The top law man in Iowa’s largest college town favors tickets rather than a trip to jail for folks caught with a few puffs of pot. Johnson County Sheriff Lonny Pulkrabek says he’d like to see someone caught with a little bit of marijuana treated the same as someone who’s pulled over for running a stop sign. “I would like to see possession of marijuana done by increments,” Pulkrabek says. “I think that small increments of possession of marijuana should be treated as a simple misdemeanor where the officer on the street can cite and release right there and not have to bring them to jail.”

Pulkrabek says in a university town like Iowa City, his staff spends a lot of time booking people who’re caught with just a small amount of marijuana. Pulkrabek says over seven-hundred people were arrested in Johnson County last year for possessing a small amount of marijuana. Pulkrabek would reserve the harshest punishments for those caught with loads of pot. “The guy that’s carrying 50 bales of marijuana running down Interstate-80…that’s a different animal,” the sheriff says.

Pulkrabek would also like to see state law changed so he can send a drunk or high person to a locked-down “detox center” to dry out rather than charging them with public intoxication and putting them into the overcrowded county jail. “We have a large number of young people (who) come to school and they may get charged with public intoxication and so eventually when they leave town, they not only leave town with, hopefully, a degree, but they unfortunately leave town with a criminal record as well,” he says.

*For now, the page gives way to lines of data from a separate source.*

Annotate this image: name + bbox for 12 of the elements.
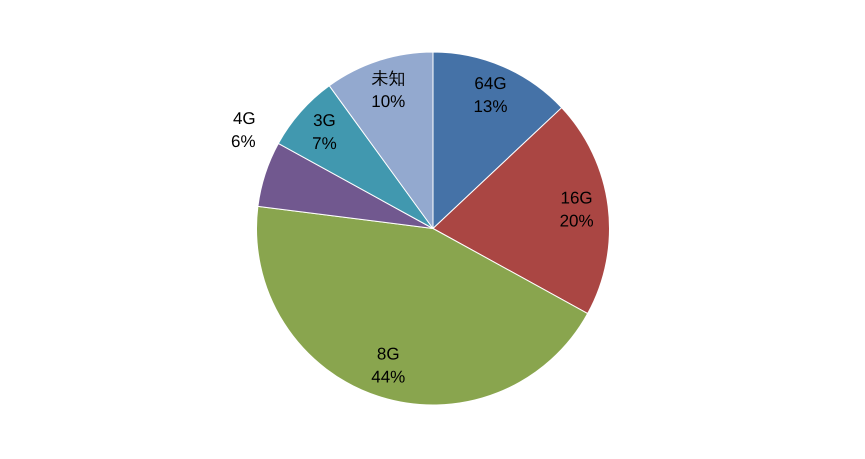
slice-label: 未知 [371,69,406,88]
data-label: 20% [560,212,594,231]
data-label: 13% [473,96,508,116]
slice-label: 16G [560,188,593,208]
slice-label: 8G [376,344,400,364]
slice-label: 64G [474,74,507,93]
slice-label: 3G [313,110,336,130]
data-label: 10% [371,92,406,112]
data-label: 6% [231,132,256,152]
data-label: 7% [312,134,337,153]
data-label: 44% [371,367,406,386]
slice-label: 4G [232,109,256,128]
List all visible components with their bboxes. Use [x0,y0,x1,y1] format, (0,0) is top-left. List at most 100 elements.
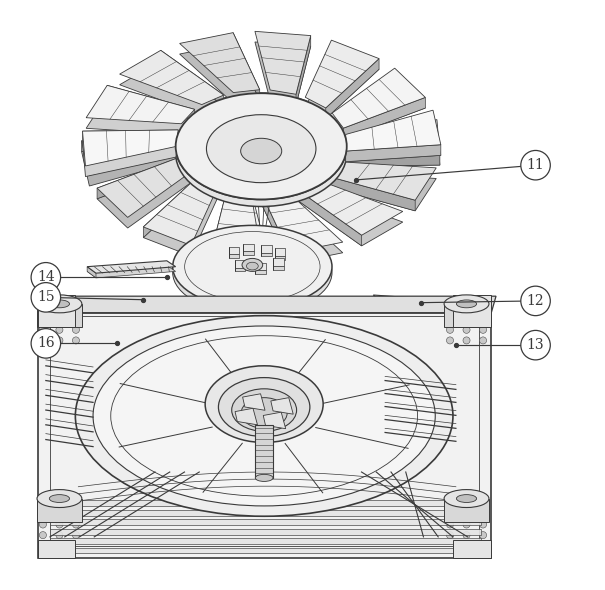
Polygon shape [243,251,254,255]
Polygon shape [345,110,441,151]
Polygon shape [261,245,272,253]
Circle shape [446,532,454,539]
Polygon shape [161,50,224,106]
Polygon shape [50,548,481,553]
Circle shape [480,521,486,528]
Circle shape [73,337,79,344]
Polygon shape [212,202,267,265]
Circle shape [39,521,47,528]
Circle shape [463,521,470,528]
Polygon shape [243,394,265,410]
Polygon shape [306,40,379,108]
Polygon shape [275,256,286,260]
Polygon shape [50,510,481,516]
Circle shape [56,326,63,333]
Polygon shape [299,191,362,246]
Ellipse shape [50,300,70,308]
Text: 15: 15 [37,290,54,304]
Ellipse shape [232,389,296,431]
Polygon shape [345,121,441,162]
Circle shape [73,532,79,539]
Polygon shape [50,538,481,544]
Polygon shape [87,267,96,278]
Ellipse shape [37,295,82,313]
Circle shape [480,337,486,344]
Ellipse shape [205,366,323,442]
Polygon shape [37,304,82,327]
Ellipse shape [255,474,273,481]
Ellipse shape [50,494,70,503]
Polygon shape [344,120,440,156]
Polygon shape [97,158,191,217]
Circle shape [480,532,486,539]
Polygon shape [38,313,491,558]
Text: 11: 11 [527,158,544,172]
Circle shape [446,521,454,528]
Polygon shape [180,32,260,93]
Polygon shape [299,181,403,235]
Circle shape [480,326,486,333]
Polygon shape [453,295,491,327]
Polygon shape [373,295,445,307]
Circle shape [463,532,470,539]
Polygon shape [82,135,177,152]
Polygon shape [38,295,76,327]
Circle shape [521,150,551,180]
Circle shape [56,532,63,539]
Ellipse shape [93,326,435,506]
Polygon shape [261,253,272,256]
Polygon shape [87,261,175,273]
Polygon shape [50,500,481,506]
Ellipse shape [241,138,282,164]
Circle shape [446,337,454,344]
Polygon shape [38,540,76,558]
Ellipse shape [175,93,347,199]
Ellipse shape [172,231,332,314]
Polygon shape [328,162,436,200]
Polygon shape [255,31,311,94]
Polygon shape [255,42,311,105]
Polygon shape [107,86,195,120]
Polygon shape [86,86,195,124]
Circle shape [446,326,454,333]
Polygon shape [235,268,245,271]
Polygon shape [97,158,179,199]
Polygon shape [143,188,217,256]
Polygon shape [332,79,425,139]
Polygon shape [50,519,481,525]
Ellipse shape [456,494,477,503]
Ellipse shape [172,225,332,308]
Polygon shape [344,130,440,166]
Circle shape [39,326,47,333]
Polygon shape [271,398,293,414]
Circle shape [31,329,60,358]
Circle shape [39,337,47,344]
Polygon shape [120,50,224,104]
Polygon shape [229,247,240,254]
Polygon shape [299,192,403,246]
Text: 13: 13 [527,338,544,352]
Polygon shape [263,204,343,264]
Circle shape [463,326,470,333]
Polygon shape [325,58,379,119]
Ellipse shape [444,490,489,507]
Polygon shape [373,300,445,312]
Polygon shape [444,304,489,327]
Polygon shape [50,529,481,535]
Polygon shape [296,35,311,105]
Polygon shape [37,499,82,522]
Text: 14: 14 [37,270,54,284]
Circle shape [463,337,470,344]
Circle shape [39,532,47,539]
Ellipse shape [246,262,258,270]
Circle shape [73,521,79,528]
Polygon shape [328,176,415,211]
Ellipse shape [456,300,477,308]
Polygon shape [273,258,284,266]
Polygon shape [263,193,343,253]
Ellipse shape [242,258,263,271]
Polygon shape [212,191,267,254]
Ellipse shape [175,100,347,206]
Circle shape [31,263,60,292]
Ellipse shape [206,114,316,183]
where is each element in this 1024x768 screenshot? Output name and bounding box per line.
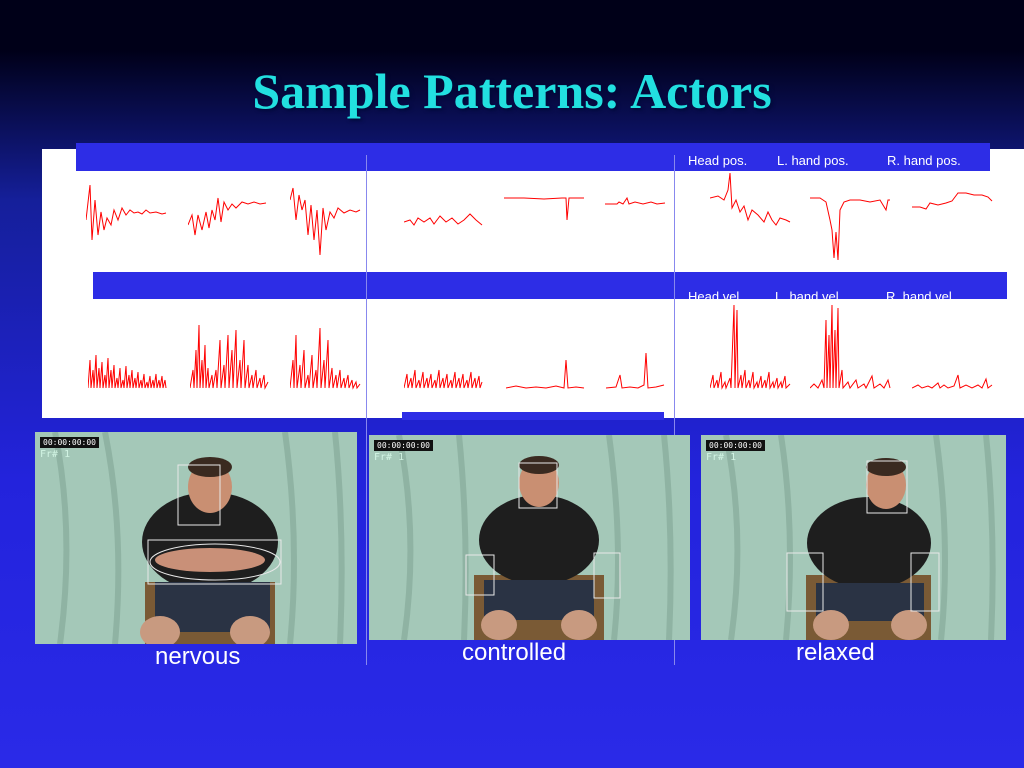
- header-cover: [678, 299, 1024, 304]
- trace-controlled-rhand-vel: [606, 352, 665, 389]
- actor-image-controlled: [369, 435, 690, 640]
- trace-relaxed-rhand-pos: [912, 192, 993, 210]
- header-l-hand-pos: L. hand pos.: [777, 153, 849, 168]
- frame-counter-relaxed: Fr# 1: [706, 452, 737, 463]
- chart-panel-mid-strip: [42, 299, 1024, 303]
- timecode-relaxed: 00:00:00:00: [706, 440, 765, 451]
- video-frame-controlled: 00:00:00:00 Fr# 1: [369, 435, 690, 640]
- trace-nervous-lhand-vel: [190, 324, 269, 390]
- header-r-hand-pos: R. hand pos.: [887, 153, 961, 168]
- slide-title: Sample Patterns: Actors: [252, 63, 772, 119]
- trace-relaxed-lhand-pos: [810, 197, 890, 261]
- caption-nervous: nervous: [155, 643, 241, 670]
- frame-counter-controlled: Fr# 1: [374, 452, 405, 463]
- trace-relaxed-head-pos: [710, 172, 791, 226]
- trace-controlled-lhand-vel: [506, 359, 585, 389]
- video-frame-relaxed: 00:00:00:00 Fr# 1: [701, 435, 1006, 640]
- trace-relaxed-lhand-vel: [810, 304, 891, 390]
- chart-header-bar-middle: [93, 272, 1007, 299]
- column-divider-2: [674, 155, 675, 665]
- trace-nervous-rhand-pos: [290, 187, 361, 256]
- column-divider-1: [366, 155, 367, 665]
- chart-header-bar-top: [76, 143, 990, 171]
- trace-nervous-head-pos: [86, 184, 167, 241]
- trace-nervous-lhand-pos: [188, 197, 267, 236]
- trace-relaxed-head-vel: [710, 304, 791, 390]
- header-head-pos: Head pos.: [688, 153, 748, 168]
- trace-controlled-head-pos: [404, 213, 483, 226]
- trace-controlled-lhand-pos: [504, 197, 584, 221]
- video-frame-nervous: 00:00:00:00 Fr# 1: [35, 432, 357, 644]
- caption-relaxed: relaxed: [796, 639, 875, 666]
- frame-counter-nervous: Fr# 1: [40, 449, 71, 460]
- actor-image-nervous: [35, 432, 357, 644]
- actor-image-relaxed: [701, 435, 1006, 640]
- trace-nervous-rhand-vel: [290, 327, 361, 390]
- trace-relaxed-rhand-vel: [912, 374, 993, 389]
- timecode-controlled: 00:00:00:00: [374, 440, 433, 451]
- timecode-nervous: 00:00:00:00: [40, 437, 99, 448]
- chart-panel-notch: [402, 412, 664, 420]
- trace-controlled-rhand-pos: [605, 196, 666, 205]
- caption-controlled: controlled: [462, 639, 567, 666]
- trace-nervous-head-vel: [88, 354, 167, 389]
- trace-controlled-head-vel: [404, 369, 483, 389]
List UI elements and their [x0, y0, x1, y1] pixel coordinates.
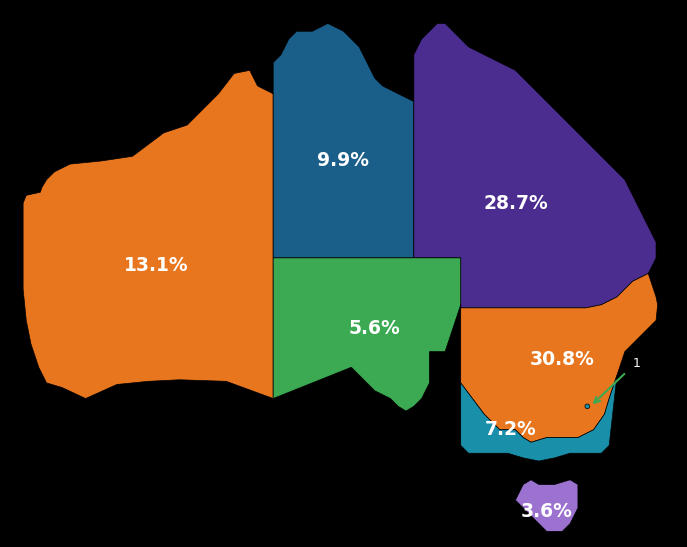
Polygon shape	[23, 62, 273, 399]
Polygon shape	[414, 24, 656, 308]
Circle shape	[585, 404, 589, 409]
Text: 28.7%: 28.7%	[483, 194, 548, 213]
Text: 5.6%: 5.6%	[349, 319, 401, 337]
Text: 7.2%: 7.2%	[485, 420, 537, 439]
Text: 30.8%: 30.8%	[530, 350, 595, 369]
Text: 9.9%: 9.9%	[317, 152, 370, 171]
Polygon shape	[461, 274, 657, 443]
Polygon shape	[515, 480, 578, 531]
Text: 13.1%: 13.1%	[124, 256, 188, 275]
Polygon shape	[273, 24, 414, 258]
Text: 1: 1	[633, 357, 640, 370]
Text: 3.6%: 3.6%	[521, 502, 572, 521]
Polygon shape	[273, 258, 461, 411]
Polygon shape	[461, 375, 617, 461]
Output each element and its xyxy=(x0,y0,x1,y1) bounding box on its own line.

Pulkrabek, who served as a deputy in Johnson County for over 20 years before being elected sheriff last year, says substance abuse, whether it’s alcohol or drugs, is an enormous problem for law enforcement in college towns. But Representative Clel Baudler, a Republican from Greenfield, says the legislature will not reduce the penalties for having just a joint or a small bag of pot. “I don’t think we can send a message to the drug user or abuser that we should decrease the penalties for illegal use,” Baudler says.

Baudler, a retired state trooper, is unmoved by the sheriff’s argument that the Johnson County Jail is over-run by drunks and small-time pot users. “We could simplify their job a lot quicker if we just didn’t have football games, home football games there where we arrest hundreds of drunks over the weekend. We could simplify law enforcement’s job if we didn’t have rock concerts,” Baudler says. “We could do a lot of things to simplify the job but would public safety be served? I don’t think so.”

Baudler says merely ticketing small-time marijuana users would send the wrong message. Baudler says it sends the message that if you’re a little crook, that’s o-k, it’s only when you’re a big crook that the state will crack down.